Ante una creciente preocupación a nivel mundial por el daño ambiental que genera la producción ganadera, un grupo de científicos de la Universidad de Maastricht en Holanda se dispuso hace diez años a desarrollar el primer prototipo de hamburguesa in vitro. La carne cultivada busca ser una alternativa alimenticia más sustentable producida a partir de la tecnología de tejidos, aplicada habitualmente en el ámbito médico, que permite la multiplicación en laboratorio de las mismas células que producen la carne en el animal.

A diferencia de otras alternativas vegetales que buscan reemplazar el sabor de la carne, en este caso la materia prima sigue siendo la misma. El proceso consiste en extraer células de un animal, que luego se alimentan con nutrientes como proteínas, azúcares y grasa para generar, a partir de una célula, una porción entera de carne.

Desde 2016, la empresa B.I.F.E (Bio Ingeniería en la Fabricación de Elaborados) continuó con esta iniciativa en Argentina y desde entonces trabajan en la producción de carne cultivada. Se trata de una dependencia del laboratorio Craveri, especializado en medicamentos, que hace más de veinte años utiliza la tecnología de tejidos, en primera instancia aplicados para tratamientos médicos, y actualmente trasladados a la producción de alimentos. Con la experiencia médica previa, afirman que llegar al primer prototipo de carne fue «bastante sencillo» ya que implementaron «el mismo mecanismo de reproducción de células pero con un fin de alimentación».

El objetivo fundamental de la empresa es trabajar en un producto que solucione el problema de falta de alimentos para las siguientes generaciones y que se pueda elaborar de manera sustentable. Aseguran que a diferencia de la producción tradicional de carne vacuna, la cultivada consume un 45% menos de energía, ocupa 99% menos de terreno, genera 95% menos gases invernaderos e implementa 96% menos de agua.

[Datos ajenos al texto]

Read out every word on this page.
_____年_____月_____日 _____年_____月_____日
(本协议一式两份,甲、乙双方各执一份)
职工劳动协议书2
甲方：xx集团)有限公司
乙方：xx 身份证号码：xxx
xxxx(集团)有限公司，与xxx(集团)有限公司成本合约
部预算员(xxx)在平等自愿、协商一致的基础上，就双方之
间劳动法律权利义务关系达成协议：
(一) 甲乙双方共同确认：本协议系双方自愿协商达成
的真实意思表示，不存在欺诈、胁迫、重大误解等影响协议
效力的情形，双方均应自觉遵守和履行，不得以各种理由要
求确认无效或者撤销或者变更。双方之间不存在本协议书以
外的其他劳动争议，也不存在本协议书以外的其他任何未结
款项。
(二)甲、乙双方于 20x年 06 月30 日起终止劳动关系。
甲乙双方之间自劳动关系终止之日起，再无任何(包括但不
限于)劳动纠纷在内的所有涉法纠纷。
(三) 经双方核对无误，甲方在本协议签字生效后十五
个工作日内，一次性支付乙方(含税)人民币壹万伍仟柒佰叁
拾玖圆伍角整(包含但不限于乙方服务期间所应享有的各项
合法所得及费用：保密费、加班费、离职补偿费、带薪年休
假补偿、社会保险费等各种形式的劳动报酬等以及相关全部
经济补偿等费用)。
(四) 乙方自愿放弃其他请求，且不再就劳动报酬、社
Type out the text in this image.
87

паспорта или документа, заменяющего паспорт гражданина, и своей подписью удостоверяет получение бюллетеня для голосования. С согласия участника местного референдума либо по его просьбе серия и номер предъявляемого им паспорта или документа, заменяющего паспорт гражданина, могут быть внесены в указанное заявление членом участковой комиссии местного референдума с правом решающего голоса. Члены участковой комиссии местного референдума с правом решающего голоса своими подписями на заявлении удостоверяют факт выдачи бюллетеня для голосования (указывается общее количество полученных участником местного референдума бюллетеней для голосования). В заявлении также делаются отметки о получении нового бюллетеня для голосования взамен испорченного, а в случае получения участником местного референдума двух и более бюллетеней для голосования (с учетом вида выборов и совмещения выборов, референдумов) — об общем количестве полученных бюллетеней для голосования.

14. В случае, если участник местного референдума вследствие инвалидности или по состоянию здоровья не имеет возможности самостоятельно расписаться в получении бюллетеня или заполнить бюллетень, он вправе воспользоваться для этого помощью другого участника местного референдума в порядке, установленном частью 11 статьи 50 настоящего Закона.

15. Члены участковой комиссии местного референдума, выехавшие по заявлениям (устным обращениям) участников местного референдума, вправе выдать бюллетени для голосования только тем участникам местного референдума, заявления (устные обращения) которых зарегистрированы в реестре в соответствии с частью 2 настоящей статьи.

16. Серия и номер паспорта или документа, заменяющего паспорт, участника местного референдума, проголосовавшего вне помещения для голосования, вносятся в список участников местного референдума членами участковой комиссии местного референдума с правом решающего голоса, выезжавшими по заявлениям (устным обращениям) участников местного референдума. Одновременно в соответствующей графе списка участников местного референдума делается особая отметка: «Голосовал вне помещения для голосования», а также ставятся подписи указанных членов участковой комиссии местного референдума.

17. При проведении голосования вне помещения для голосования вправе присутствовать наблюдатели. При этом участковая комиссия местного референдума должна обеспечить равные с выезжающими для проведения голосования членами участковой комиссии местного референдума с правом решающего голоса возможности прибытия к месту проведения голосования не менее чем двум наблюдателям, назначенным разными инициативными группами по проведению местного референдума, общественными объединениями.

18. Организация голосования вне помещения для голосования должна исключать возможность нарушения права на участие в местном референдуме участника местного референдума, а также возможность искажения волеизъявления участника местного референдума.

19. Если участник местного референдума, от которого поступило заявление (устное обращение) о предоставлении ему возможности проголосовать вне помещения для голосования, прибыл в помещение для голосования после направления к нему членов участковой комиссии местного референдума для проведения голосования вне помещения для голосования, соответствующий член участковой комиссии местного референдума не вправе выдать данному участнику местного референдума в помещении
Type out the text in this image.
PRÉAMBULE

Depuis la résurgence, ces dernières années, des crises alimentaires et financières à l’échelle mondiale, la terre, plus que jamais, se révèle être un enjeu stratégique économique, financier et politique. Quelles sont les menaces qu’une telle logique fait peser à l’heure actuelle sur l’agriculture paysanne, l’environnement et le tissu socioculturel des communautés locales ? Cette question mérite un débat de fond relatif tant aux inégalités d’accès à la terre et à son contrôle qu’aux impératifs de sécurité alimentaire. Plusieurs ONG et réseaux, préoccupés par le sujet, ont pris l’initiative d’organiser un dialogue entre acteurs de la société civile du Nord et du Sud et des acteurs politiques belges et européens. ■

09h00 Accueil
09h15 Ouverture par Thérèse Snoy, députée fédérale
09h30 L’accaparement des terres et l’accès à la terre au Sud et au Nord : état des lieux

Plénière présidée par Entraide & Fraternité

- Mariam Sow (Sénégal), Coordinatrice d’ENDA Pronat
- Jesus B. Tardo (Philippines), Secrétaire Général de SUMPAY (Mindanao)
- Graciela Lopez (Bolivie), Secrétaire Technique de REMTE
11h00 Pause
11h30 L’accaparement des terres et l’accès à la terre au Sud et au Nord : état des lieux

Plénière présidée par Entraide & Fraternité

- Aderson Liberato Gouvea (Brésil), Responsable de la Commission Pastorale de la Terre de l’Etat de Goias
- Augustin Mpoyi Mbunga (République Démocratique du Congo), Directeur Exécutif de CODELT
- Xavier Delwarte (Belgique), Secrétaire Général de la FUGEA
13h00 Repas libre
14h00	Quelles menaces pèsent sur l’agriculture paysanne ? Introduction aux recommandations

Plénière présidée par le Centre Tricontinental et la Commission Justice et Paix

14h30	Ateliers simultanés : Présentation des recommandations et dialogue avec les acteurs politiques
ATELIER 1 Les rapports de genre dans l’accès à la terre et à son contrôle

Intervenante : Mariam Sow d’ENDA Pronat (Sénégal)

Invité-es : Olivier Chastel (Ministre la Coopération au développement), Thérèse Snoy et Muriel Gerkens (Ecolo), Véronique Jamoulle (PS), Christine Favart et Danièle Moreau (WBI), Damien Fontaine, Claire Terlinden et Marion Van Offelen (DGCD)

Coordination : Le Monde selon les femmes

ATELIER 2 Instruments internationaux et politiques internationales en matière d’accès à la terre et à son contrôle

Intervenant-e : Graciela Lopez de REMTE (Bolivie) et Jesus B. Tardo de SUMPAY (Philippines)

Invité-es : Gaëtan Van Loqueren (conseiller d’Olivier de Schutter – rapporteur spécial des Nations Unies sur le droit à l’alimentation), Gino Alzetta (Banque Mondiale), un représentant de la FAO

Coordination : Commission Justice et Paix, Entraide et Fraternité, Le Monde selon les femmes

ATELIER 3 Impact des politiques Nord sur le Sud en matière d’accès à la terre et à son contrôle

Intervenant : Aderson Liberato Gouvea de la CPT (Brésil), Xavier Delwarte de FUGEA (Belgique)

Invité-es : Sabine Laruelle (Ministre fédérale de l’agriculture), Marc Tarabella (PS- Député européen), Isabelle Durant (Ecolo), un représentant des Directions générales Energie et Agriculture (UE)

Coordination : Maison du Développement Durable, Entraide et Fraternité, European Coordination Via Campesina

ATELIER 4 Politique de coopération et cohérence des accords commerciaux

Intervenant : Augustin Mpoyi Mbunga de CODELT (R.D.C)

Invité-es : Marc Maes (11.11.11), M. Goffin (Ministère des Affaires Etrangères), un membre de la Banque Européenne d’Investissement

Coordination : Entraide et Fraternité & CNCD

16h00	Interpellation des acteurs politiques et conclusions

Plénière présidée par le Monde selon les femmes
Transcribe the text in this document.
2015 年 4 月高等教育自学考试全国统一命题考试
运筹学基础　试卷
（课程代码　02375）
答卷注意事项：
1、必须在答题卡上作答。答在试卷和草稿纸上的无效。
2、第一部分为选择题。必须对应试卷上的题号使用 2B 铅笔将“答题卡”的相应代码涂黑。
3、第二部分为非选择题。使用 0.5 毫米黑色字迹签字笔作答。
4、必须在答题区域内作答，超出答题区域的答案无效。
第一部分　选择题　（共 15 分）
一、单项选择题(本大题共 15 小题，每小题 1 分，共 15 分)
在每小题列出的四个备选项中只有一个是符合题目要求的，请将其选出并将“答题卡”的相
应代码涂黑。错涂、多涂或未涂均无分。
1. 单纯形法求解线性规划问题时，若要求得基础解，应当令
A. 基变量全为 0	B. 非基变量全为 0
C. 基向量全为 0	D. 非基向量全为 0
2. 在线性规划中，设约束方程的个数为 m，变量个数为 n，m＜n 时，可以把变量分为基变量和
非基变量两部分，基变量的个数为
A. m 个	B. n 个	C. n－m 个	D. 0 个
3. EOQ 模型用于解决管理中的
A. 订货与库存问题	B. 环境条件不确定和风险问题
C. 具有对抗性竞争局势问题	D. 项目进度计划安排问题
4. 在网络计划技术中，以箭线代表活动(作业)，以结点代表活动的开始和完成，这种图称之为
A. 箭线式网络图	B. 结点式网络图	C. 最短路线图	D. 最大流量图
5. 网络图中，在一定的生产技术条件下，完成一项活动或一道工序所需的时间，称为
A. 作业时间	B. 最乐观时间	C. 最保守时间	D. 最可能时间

Laura Correa, Coordinadora de la División Bioingeniería del Laboratorio Craveri, trabaja en el proyecto desde sus comienzos en 2016 y sostuvo, que «la carne cultivada no quiere reemplazar a la carne tradicional, sino empezar a equilibrar y con este tipo de tecnologías evitar seguir generando daños al planeta que en algún momento no va a servir más para producir carne».

Una de las principales dudas que surgen a partir de la carne elaborada en laboratorios es qué tan seguro es el consumo de este producto para humanos. Al respecto, Correa asegura: «Nosotros que estamos involucrados en medicamentos sabemos la trazabilidad, el control de los procesos y las exigencias que tienen este tipo de elaboraciones. Hacen que los productos realmente sean seguros para el consumo».

En ese sentido concluye que «la carne cultivada sí puede garantizar el proceso completo. La idea es que esta tecnología sea transparente y que el consumidor sepa exactamente qué es lo que está consumiendo».

Por otro lado, resalta que el cuerpo no tendrá complicaciones a la hora de procesar este alimento ya que tiene la misma composición biológica que la carne de vaca, la diferencia está en su desarrollo. «Lo que le va a llegar al consumidor es un proceso que no es sintético sino que imita biológicamente lo que estaría pasando dentro del animal», explicó.